Business intelligence has become much more mainstream than ever before in recent years. This is happening perhaps because it represents one of the last mountains left to climb in classic information technology.
The idea behind business intelligence is that organizations have the ability to gather huge amounts of information about their operations that when viewed in detail are often meaningless—the classic problem of not being able to see the forest for the trees. If you can collate that data and browse it in an ordered way, insights are there to be found in any business.
By employing the tools and practices of business intelligence, a retailer might discover that their sales of clocks increase shortly after a drought, or that unfinished furniture is more in demand in stores closest to the coast during summer months. There might be reasons behind the things that are discovered, but the real value in the data is the ability to exploit it and maximize positives or minimize negatives based on the nature of the insight.
Business intelligence is a great example of the adage “knowledge is power” put into practice. When I first heard it in conversation, business intelligence was the term used to describe the business-shaping data that could be gleaned by leveraging a data warehouse, as that was the primary tool for this kind of introspection back in those days. Data warehousing is about gathering all information about every aspect of a corporation’s operations into a single place and aggregating it across many dimensions.
This requires a special capability in the database server that Microsoft has supplied with its Analysis Services. This kind of data processing differs from most line-of-business systems. We refer to typical business systems as Online Transaction Processing (OLTP), but Analysis Services supports Online Analytical Processing (OLAP). OLTP uses database tables and lets the user read and write data as part of running the business. OLAP is the after-action review that figures out what is driving or holding back the business.
Rather than classic relational tables, Microsoft SQL Server Analysis Services provides the ability to shape this data into multi-dimensional cubes. To wrangle these cubes, Microsoft SQL Server Analysis Services leverages a special form of SQL syntax known as Multi-Dimensional Expressions, or MDX for short. MDX provides a language capable of navigating the OLAP database cubes.

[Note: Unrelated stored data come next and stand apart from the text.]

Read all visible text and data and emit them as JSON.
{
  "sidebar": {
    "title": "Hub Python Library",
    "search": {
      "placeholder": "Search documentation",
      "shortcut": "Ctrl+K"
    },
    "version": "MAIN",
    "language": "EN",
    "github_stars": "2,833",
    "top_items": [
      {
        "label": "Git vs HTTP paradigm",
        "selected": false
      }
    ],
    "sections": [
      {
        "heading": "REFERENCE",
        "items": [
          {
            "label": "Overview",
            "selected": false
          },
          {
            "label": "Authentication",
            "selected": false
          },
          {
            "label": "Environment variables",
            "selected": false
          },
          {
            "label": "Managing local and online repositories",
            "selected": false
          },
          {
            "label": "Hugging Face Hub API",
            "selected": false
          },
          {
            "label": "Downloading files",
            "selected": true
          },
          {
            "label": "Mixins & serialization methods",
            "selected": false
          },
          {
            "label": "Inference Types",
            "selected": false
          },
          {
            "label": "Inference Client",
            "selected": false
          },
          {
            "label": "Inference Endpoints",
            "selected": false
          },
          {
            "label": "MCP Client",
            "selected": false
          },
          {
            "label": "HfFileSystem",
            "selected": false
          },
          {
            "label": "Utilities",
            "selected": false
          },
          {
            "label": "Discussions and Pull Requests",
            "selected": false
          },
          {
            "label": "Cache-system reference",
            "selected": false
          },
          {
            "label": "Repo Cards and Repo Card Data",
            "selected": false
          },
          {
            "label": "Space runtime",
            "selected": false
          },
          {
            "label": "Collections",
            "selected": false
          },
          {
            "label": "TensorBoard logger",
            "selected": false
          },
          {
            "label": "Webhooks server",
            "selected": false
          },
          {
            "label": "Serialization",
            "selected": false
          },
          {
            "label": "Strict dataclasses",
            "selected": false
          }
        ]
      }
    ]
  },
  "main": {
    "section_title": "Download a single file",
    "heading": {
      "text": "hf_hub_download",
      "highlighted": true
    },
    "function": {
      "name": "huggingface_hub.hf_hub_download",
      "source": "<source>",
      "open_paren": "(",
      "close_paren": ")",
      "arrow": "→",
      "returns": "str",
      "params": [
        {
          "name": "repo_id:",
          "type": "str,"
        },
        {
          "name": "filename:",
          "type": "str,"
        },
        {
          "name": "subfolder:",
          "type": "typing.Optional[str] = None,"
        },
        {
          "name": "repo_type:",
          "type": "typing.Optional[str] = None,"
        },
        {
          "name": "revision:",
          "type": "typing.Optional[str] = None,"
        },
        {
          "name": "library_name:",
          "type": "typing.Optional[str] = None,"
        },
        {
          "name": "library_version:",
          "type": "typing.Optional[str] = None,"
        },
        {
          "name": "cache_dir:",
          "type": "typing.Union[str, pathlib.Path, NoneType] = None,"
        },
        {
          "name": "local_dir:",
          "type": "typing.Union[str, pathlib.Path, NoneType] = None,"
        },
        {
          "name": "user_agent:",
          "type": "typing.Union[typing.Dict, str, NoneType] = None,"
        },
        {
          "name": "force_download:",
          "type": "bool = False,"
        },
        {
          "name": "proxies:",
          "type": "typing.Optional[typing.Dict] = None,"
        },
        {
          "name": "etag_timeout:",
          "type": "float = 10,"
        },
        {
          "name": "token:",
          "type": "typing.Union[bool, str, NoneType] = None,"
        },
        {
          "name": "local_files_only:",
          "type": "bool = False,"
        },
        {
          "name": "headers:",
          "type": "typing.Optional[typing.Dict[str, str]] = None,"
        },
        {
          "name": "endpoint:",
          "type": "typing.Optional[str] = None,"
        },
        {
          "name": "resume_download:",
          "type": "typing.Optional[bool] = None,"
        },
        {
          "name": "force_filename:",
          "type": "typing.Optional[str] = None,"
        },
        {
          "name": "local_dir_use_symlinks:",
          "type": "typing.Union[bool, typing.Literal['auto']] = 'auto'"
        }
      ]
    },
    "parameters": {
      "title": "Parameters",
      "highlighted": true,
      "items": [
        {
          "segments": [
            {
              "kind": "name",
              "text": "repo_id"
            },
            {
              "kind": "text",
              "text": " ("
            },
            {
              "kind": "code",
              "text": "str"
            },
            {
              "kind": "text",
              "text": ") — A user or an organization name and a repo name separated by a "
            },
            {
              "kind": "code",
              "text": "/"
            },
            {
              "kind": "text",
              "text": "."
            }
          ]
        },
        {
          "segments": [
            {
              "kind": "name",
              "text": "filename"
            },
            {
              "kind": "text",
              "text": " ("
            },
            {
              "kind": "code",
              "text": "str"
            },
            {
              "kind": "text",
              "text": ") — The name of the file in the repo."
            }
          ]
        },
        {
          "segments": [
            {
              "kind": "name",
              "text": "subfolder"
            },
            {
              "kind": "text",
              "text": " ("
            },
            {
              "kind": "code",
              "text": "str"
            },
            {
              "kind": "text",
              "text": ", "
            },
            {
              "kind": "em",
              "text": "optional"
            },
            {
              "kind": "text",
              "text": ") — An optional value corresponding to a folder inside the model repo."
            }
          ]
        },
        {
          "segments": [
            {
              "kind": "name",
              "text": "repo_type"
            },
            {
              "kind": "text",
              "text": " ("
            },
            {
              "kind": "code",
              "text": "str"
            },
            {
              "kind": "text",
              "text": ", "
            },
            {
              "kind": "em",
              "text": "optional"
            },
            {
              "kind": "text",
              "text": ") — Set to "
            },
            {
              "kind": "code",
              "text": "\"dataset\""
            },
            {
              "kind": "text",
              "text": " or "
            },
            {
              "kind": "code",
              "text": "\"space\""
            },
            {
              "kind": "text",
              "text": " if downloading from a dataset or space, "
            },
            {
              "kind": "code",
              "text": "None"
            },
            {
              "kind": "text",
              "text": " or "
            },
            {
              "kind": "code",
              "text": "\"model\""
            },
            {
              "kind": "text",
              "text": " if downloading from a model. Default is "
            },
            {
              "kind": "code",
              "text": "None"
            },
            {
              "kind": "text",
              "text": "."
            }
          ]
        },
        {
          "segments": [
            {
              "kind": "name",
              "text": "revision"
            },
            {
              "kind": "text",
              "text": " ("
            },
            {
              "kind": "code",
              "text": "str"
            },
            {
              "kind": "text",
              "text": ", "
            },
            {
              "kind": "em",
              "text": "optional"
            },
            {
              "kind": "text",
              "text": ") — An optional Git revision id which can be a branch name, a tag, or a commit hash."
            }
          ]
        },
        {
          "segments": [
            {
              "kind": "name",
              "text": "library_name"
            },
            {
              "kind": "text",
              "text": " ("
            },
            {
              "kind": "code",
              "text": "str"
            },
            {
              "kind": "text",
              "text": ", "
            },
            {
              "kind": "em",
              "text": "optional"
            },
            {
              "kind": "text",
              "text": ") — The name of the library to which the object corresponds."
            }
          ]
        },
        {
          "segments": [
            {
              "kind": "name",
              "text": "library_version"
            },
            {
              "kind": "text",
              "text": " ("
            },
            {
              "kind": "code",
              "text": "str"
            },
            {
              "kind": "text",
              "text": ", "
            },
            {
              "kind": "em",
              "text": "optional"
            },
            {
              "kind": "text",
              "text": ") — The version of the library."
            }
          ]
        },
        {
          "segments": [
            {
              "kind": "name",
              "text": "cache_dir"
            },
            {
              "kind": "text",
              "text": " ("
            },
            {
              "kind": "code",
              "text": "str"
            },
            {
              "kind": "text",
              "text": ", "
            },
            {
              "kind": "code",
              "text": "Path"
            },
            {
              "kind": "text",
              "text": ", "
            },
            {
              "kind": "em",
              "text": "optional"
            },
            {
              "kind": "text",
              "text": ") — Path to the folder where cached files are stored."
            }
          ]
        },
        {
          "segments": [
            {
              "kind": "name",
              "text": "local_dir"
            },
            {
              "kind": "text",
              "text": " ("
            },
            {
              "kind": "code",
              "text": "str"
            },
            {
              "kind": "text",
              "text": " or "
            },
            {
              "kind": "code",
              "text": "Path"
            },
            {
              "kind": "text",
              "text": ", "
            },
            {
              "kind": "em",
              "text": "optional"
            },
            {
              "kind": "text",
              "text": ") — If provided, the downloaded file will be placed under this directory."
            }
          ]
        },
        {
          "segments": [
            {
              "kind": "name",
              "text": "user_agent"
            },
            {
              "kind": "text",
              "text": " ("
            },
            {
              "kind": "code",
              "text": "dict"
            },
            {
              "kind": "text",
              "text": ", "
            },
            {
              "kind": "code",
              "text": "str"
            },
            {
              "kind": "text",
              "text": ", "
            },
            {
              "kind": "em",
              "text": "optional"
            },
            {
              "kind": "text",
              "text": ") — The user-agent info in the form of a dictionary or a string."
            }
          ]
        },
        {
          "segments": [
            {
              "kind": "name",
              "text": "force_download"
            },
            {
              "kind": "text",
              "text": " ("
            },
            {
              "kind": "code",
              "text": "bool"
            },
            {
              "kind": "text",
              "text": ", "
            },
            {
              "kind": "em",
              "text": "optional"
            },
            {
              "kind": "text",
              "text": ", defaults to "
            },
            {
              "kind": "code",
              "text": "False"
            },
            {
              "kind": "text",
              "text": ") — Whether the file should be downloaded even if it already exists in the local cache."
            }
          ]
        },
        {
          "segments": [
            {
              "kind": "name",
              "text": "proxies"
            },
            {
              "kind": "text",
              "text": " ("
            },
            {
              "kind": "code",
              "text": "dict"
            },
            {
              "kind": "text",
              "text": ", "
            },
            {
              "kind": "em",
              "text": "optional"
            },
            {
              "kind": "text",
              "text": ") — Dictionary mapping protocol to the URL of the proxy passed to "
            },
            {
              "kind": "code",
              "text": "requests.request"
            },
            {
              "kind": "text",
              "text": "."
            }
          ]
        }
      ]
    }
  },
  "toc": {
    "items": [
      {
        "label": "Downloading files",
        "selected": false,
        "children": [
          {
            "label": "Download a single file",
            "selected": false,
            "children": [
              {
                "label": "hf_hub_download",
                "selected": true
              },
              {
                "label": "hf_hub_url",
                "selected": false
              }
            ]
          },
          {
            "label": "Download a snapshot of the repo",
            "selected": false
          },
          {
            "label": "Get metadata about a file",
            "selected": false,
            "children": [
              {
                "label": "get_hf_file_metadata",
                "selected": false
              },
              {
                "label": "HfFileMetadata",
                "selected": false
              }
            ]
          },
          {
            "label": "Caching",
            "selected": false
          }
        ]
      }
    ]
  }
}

For a number of years, OLAP was the only path to understanding what is going on under the covers of the business. This is still the case, but the information becomes more accessible once it is collected into one place. Correlations and buried synergies hide well among the data, and without end-user tools up to the task, the insights can only be searched for by the keepers of the data. This middleman has been the standard for a long time and has obvious inefficiencies that are in need of repair. Ultimately, the multi-dimensional cubes of OLAP will yield the data, but not present it in a way that is easy to consume or recognize. Excel exports were the order of the day for years.
The good news is that this situation is really the part of the landscape that has been changing drastically in recent times. Interfaces that really make the data and trends understandable with tracking across time and other dimensions have emerged with recent product acquisitions and their integration into the Microsoft business intelligence bag of tricks. Perhaps the most major development in this area is that Microsoft SharePoint Server has become a major vehicle for enabling consumption of business intelligence data.